Flying postcard, 1960-90
Flying postcard, 1960-90 © Martin Parr Collection

The art of collecting is a subject which has interested me for quite some time. So naturally, when I heard about Magnificent Obsessions , a new exhibition at the  Barbican Gallery devoted to artists and their personal private collections, I couldn't resist a visit while I was in London.
History it seems is rich with hoarders: Dutch painter Rembrandt was a notorious collector, gathering everything from seashells to musical instruments and weaponry, while Dr Seuss accumulated an extravagant compendium of hats throughout his lifetime. Frank Sinatra collected model trains, as does Rod Stewart, while Tom Hanks collects typewriters. Our favourite modern day heroic hoarder may be Johnny Depp, who gathers bugs, bones and a miscellany of items once owned by Jack Kerouac.
Cookie Jars formerly in the collection of Andy Warhol
Cookie Jars formerly in the collection of Andy Warhol Courtesy of Movado Group.
Curated by Lydia Yee, it is the first major exhibition in the UK of its kind, displaying a vast cabinet of curiosities which celebrates Andy Warhol’s cookie jars, Martin Parr’s postcards and Arman’s eclectic assortment of masks.
                                           
“I think of a collection as being like a map of a person’s life" — Damien Hirst
Unknown maker, Montage display of 24 tropical birds, mid-19t
 Montage display of 24 tropical birds, mid-19t Courtesy of the Murderme Collection 
Damien Hirst’s multiple collections of skulls and tropical birds are also on display, alongside an entomological cabinet created in 2013 which is methodically lined with insects. “I think of a collection as being like a map of a person’s life,” he explains. “Like the flotsam and jetsam washed up on the beach of somebody’s existence. A collection is deeply personal, and says so much about who the collector is.” Hirst recalls an obsessive hoarder who lived next door to him in the 1980s. “When he disappeared I got into his house and it was the most incredible thing I’d ever seen. It was 60 years of existence in one room, piled all the way up to the ceiling: collecting gone mad. I started using his belongings to make collages. It’s something I still think about when acquiring new objects and curiosities… I think the collector is always part of a bigger story.”

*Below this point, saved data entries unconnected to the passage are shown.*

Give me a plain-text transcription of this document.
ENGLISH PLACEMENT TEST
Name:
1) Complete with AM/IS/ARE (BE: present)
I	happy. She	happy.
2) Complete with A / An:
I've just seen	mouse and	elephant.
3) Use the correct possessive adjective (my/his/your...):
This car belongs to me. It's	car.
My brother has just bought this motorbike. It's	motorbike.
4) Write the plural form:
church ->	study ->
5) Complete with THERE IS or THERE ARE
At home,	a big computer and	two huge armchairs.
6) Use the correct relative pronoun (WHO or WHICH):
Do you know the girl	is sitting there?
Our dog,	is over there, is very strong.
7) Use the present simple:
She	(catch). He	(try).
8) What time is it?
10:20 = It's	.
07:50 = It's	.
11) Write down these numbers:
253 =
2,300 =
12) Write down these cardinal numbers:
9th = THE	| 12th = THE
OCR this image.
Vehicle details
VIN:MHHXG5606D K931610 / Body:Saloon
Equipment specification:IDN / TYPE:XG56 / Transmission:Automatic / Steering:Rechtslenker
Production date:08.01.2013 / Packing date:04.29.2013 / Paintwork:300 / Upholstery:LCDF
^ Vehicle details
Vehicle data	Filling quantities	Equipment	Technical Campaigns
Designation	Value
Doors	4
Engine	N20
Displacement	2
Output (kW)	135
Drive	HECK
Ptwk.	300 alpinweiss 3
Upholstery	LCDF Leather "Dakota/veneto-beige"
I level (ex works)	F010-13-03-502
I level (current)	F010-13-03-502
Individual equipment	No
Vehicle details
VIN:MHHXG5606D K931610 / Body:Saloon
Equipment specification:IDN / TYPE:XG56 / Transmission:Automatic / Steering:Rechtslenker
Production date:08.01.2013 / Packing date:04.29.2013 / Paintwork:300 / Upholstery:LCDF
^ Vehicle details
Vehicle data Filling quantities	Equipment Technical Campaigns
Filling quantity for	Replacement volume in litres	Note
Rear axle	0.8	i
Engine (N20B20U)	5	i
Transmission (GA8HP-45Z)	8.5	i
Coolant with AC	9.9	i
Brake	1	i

Elephant figurines from the collection of Peter Blake
Elephant figurines from the collection of Peter Blake Photography by Hugo Glendinning

Another serial collector is Peter Blake, who has an artist studio packed with Victorian taxidermy, enamel elephants, toy trains and masks. Blake’s interest in collecting can be traced back to his childhood, when he was evacuated to Worcester with his sister to live with his eccentric grandmother, who filled her home with mincing machines and packed cocktail cabinets. “She never even drank cocktails,” remembers Blake. “I went to Gravesend School of Art in 1945, and by the station there was a kind of junkyard. The very first time I went there, I bought a papier-mâché Victorian tea tray, an outsider art painting of the Queen Mary and a complete set of leather-bound Shakespeare. So I bought myself a library and from then on I collected, sometimes towards art, sometimes just for the sake of it. That triggered a lifetime of collecting.”